When Metro State's new Hospitality Learning Center opens in August, students will get hands-on training in the building's four kitchen laboratories, two restaurants and wine cellar, as well as the opportunity to gain experience working at a hotel attached to the building.
The 600 students enrolled in the college's hospitality, tourism and events program will learn how to manage inventory and rotate wines in the "wine cellar management room," essentially a 3,100-bottle wine cellar.
They also will take classes in the building's sensory analysis laboratory, where they will learn the characteristics of wine, beer and spirits. Students participating in those classes must be 21 or older.

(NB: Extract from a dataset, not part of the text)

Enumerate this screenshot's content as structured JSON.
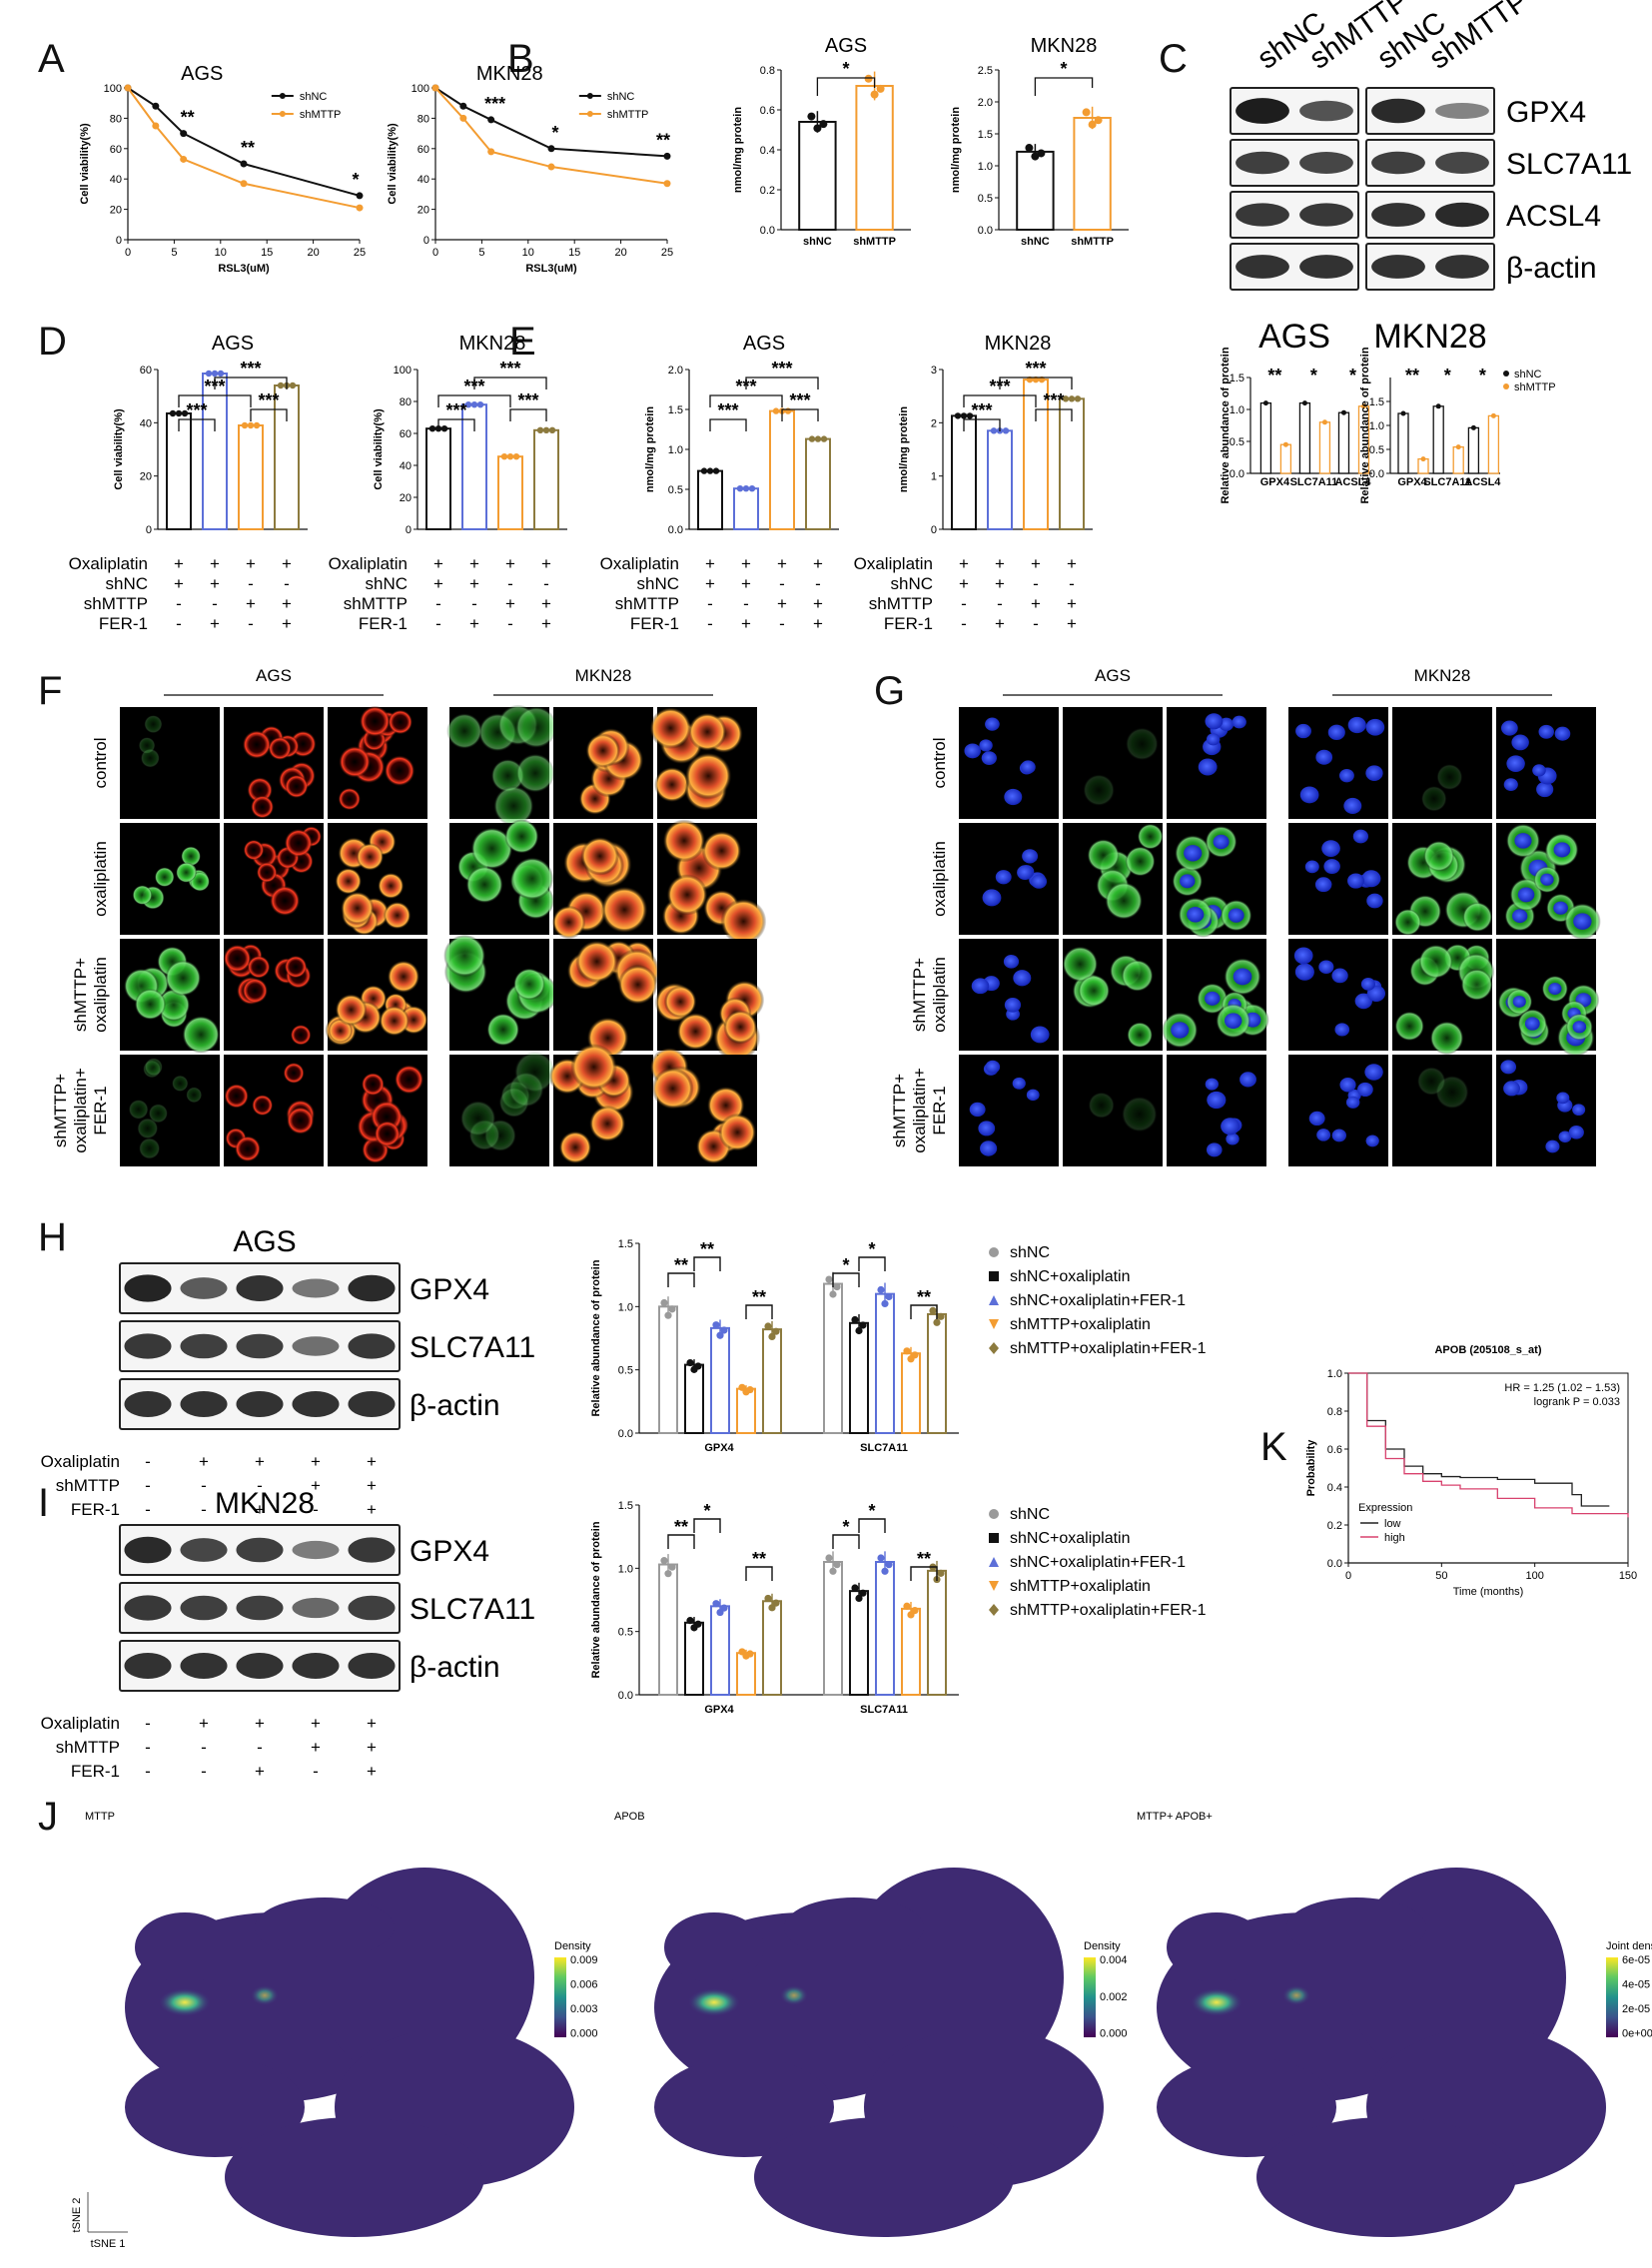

The Hospitality Learning Center's restaurants will include a student-operated fine-dining establishment and Red Robin's new fast-casual Burger Works concept.
The facility includes kitchens even though the school does not offer a culinary program, said Chad Gruhl, associate chairman and an associate professor in Metropolitan State College of Denver's hospitality, tourism and events program.
"I want students to touch food, to know the basics of food and to be behind the line," Gruhl said.
No taxpaper money is being used to pay for the $45 million Hospitality Learning Center and hotel under construction on the Auraria campus.
The project is being funded through a public-private partnership that includes bonds issued in November 2010 at a 4.34 percent interest rate; revenue from operations; and private donations, such as the $1 million gift from The J. Willard and Alice S. Marriott Foundation.
"The foundation was established to support education in this type of urban environment," said Marriott's Alan Tuttle. "It's going to be a great showcase for the brand and the family name."
The Marriott gift, announced Friday, is the largest donation to the learning center to date.
In addition to the educational facility, Metro State is building a 150-room SpringHill Suites by Marriott to be operated by Denver-based Sage Hospitality, which pledged $250,000 to the project. The hotel is expected to have an average room rate of $140 a night.
The school also received a sizable gift from the International Sommelier Guild, a donation that gives the organization the exclusive right to teach in the new facility, Gruhl said.
The project comes at a time when the number of students enrolling in the hospitality program is rising. Over the past five years, the number of students in the program doubled to 600, Gruhl said.
He expects that to grow to 1,300 in the next eight years.